Intimate Strangers is about people in Australia. Greg, an ordinary young clerk who dabbles in the arts, has been ten years married to Elodie, whom maternity has .reft from a musical career. He flirts ; she is tolerant but tired. At a seaside resort mutual passion springs up between her and a handsome sea-captain called Jerry. After long heart-searchings, she agrees to fly with him. When she retracts, it is not clear whether it is because of her discovery that Greg is ruined and contemplates suicide, or because a recent affair of Jerry's is suddenly revealed by the death from abortion of a local girl, of whose pregnancy he was ignorant. This confusion of thought in the author is characteristic of a highminded but unconvincing book. Miss Pritchard attempts to relate the unsatisfactory state of her characters' lives and loves to the decay of capitalism, but no such connexion exists. Her desire to emphasise Elodie's sensibility causes her sometimes to write affectedly about landscape, but on the whole Intimate Strangers, slow and concerned with uninteresting people, is at least sincere.

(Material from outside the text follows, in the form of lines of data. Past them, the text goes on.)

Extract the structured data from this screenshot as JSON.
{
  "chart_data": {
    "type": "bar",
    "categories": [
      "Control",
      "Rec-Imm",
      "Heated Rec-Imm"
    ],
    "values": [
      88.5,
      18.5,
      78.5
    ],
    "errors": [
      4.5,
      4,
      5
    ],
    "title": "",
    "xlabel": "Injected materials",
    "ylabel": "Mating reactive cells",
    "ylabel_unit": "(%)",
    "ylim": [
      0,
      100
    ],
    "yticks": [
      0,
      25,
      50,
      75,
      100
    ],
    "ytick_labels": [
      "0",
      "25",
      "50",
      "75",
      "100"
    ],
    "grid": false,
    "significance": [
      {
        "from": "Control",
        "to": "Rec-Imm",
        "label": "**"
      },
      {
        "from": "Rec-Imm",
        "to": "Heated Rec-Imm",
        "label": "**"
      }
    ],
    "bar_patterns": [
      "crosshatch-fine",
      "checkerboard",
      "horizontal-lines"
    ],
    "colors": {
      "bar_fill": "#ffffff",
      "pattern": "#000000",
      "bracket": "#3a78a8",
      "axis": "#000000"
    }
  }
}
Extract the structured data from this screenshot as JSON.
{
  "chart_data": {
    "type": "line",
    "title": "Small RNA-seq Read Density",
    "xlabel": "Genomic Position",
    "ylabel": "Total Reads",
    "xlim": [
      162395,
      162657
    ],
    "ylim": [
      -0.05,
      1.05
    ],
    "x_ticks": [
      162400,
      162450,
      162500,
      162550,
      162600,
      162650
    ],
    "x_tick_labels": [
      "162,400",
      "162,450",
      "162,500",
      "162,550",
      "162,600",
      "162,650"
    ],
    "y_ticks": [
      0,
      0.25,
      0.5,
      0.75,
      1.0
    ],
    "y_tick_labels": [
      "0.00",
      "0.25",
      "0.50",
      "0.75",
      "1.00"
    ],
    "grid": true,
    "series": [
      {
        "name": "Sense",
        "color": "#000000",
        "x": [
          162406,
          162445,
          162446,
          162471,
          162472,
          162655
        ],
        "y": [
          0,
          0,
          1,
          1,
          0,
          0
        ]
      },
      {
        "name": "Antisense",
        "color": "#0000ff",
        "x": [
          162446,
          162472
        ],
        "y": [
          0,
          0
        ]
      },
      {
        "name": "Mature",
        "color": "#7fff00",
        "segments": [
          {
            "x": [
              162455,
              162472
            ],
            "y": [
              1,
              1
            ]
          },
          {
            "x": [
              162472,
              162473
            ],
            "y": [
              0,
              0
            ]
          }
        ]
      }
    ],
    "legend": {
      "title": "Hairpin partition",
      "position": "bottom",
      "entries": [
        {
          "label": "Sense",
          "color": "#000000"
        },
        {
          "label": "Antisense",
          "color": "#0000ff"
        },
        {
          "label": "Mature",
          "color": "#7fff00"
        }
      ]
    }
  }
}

Phulmat of the Hills describes an Indian jungle village ; there is not a single white character. Tribal laws, such as that a man must not cohabit with a member of the same totem, do not seriously hamper the conduct of highly promiscuous love affairs, for absolution can usually be obtained by giving a feast. The story chiefly concerns one family whose head, an old leper, has passed on the disease to his young wife. From her, it is caught by his daughter-in-law, the lovely and delightful Phulrnat. The young husband, enamoured of a visitor to the village, makes Phulmat's contraction of leprosy an excuse for driving her out. In spite of this grim subject, the total impression of the book is one of charm ; for even the old leper enjoys himself, and everything—gossip, adultery, sacred rites, free fights—are entered into with gusto by young and old. The author obviously knows what he is writing about. There is a little too much legend and folk-lore in proportion to the action, but the brief opening description of the Serpent Dance is brilliant.

King John of Jingalo, first published in 1912, has been re- issued because of its bearing on a recent crisis. The King of the title, owing to a fall on his head and the influence of his republican heir, begins late in life to resist the wishes of his Cabinet. They, led by a determined Prime Minister, are intent on undermining democracy. An impasse is reached, and the King abdicates ; but, since his abdication would defeat the Cabinet's aims, it is prevented by a bogus bomb- outrage. Meanwhile the Crown Prince has fallen in love with a commoner. His marriage, to which he obtains his father's consent, is prevented by the girl's discovery that he has had a mistress. As she is a lay Sister of Mercy, working in the slums, this piece of narrow-mindedness comes as a shock to the reader. The book has some entertaining passages about monarchy, prophetically and oddly appropriate to /937 but it is long-winded, largely because Prince Max is allowed to make long speeches to his father—avowed quotations from the work on Government which he is writing--and Max is a bore. He is also a prig : his definition of being in love is " An intense personal desire to endow a certain woman with 'motherhood."